The message name in Smalltalk is "addKey:value:" and you will notice that it contains the colon character. The colon character is used in keyword message sending and is syntactically significant in understanding the keyword syntax.
Note that the message name is not one contiguous token. When used, the message name will be spread out, with intervening argument expressions.
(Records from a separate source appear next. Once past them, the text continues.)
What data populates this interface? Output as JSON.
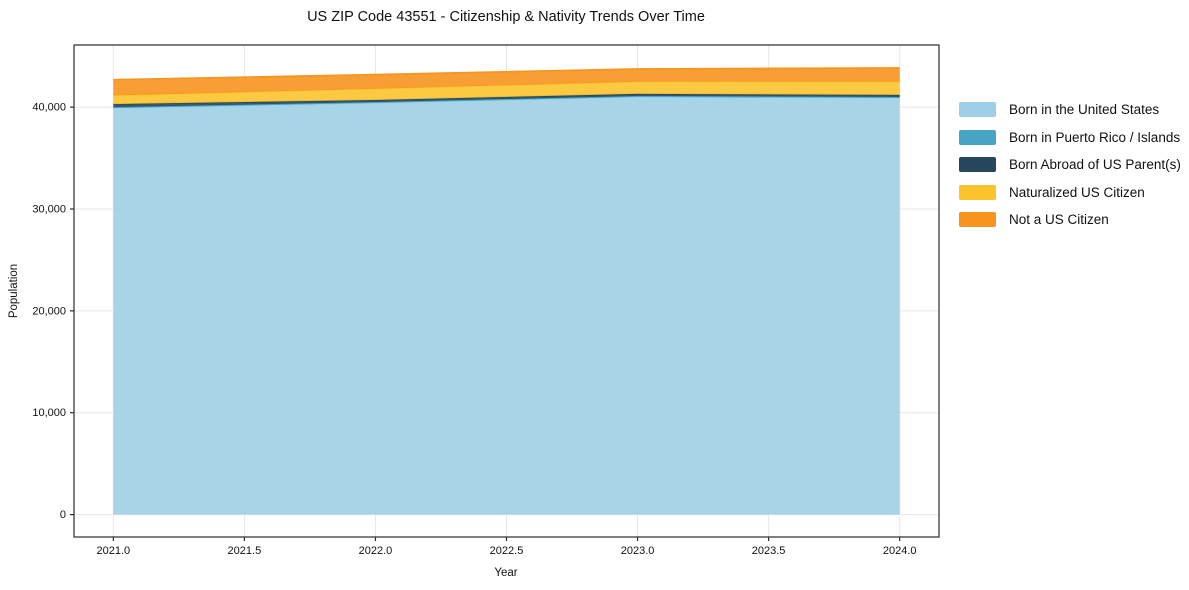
{
  "chart_data": {
    "type": "area",
    "stacked": true,
    "title": "US ZIP Code 43551 - Citizenship & Nativity Trends Over Time",
    "xlabel": "Year",
    "ylabel": "Population",
    "x": [
      2021,
      2022,
      2023,
      2024
    ],
    "series": [
      {
        "name": "Born in the United States",
        "color": "#9ecfe6",
        "values": [
          39900,
          40400,
          41000,
          40900
        ]
      },
      {
        "name": "Born in Puerto Rico / Islands",
        "color": "#45a5c3",
        "values": [
          100,
          100,
          100,
          100
        ]
      },
      {
        "name": "Born Abroad of US Parent(s)",
        "color": "#27475c",
        "values": [
          300,
          200,
          200,
          200
        ]
      },
      {
        "name": "Naturalized US Citizen",
        "color": "#fcc32d",
        "values": [
          850,
          1100,
          1200,
          1300
        ]
      },
      {
        "name": "Not a US Citizen",
        "color": "#f6941e",
        "values": [
          1550,
          1400,
          1250,
          1350
        ]
      }
    ],
    "totals": [
      42700,
      43200,
      43750,
      43850
    ],
    "xticks": [
      2021.0,
      2021.5,
      2022.0,
      2022.5,
      2023.0,
      2023.5,
      2024.0
    ],
    "xtick_labels": [
      "2021.0",
      "2021.5",
      "2022.0",
      "2022.5",
      "2023.0",
      "2023.5",
      "2024.0"
    ],
    "yticks": [
      0,
      10000,
      20000,
      30000,
      40000
    ],
    "ytick_labels": [
      "0",
      "10,000",
      "20,000",
      "30,000",
      "40,000"
    ],
    "xlim": [
      2020.85,
      2024.15
    ],
    "ylim": [
      -2200,
      46100
    ],
    "grid": true,
    "grid_color": "#e7e7e7",
    "spine_color": "#2b2b2b",
    "fill_opacity": 0.9,
    "legend_position": "right"
  }
}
Nevertheless, it is one message-send, with one receiver and two arguments.
By looking at the message name, you can tell exactly how many arguments the message takes: just count the colons! "addKey:value:" will take 2 arguments while "add:" will take one argument.
Keyword messages take one or more arguments and will therefore always have at least one colon in them. (If you want a message with no arguments, you would use a unary message.)
Here is another example keyword message.
x addKey: a value: b useMap: myMap ifError: errCode
The message name is "addKey:value:useMap:ifError:" Four colons mean four arguments.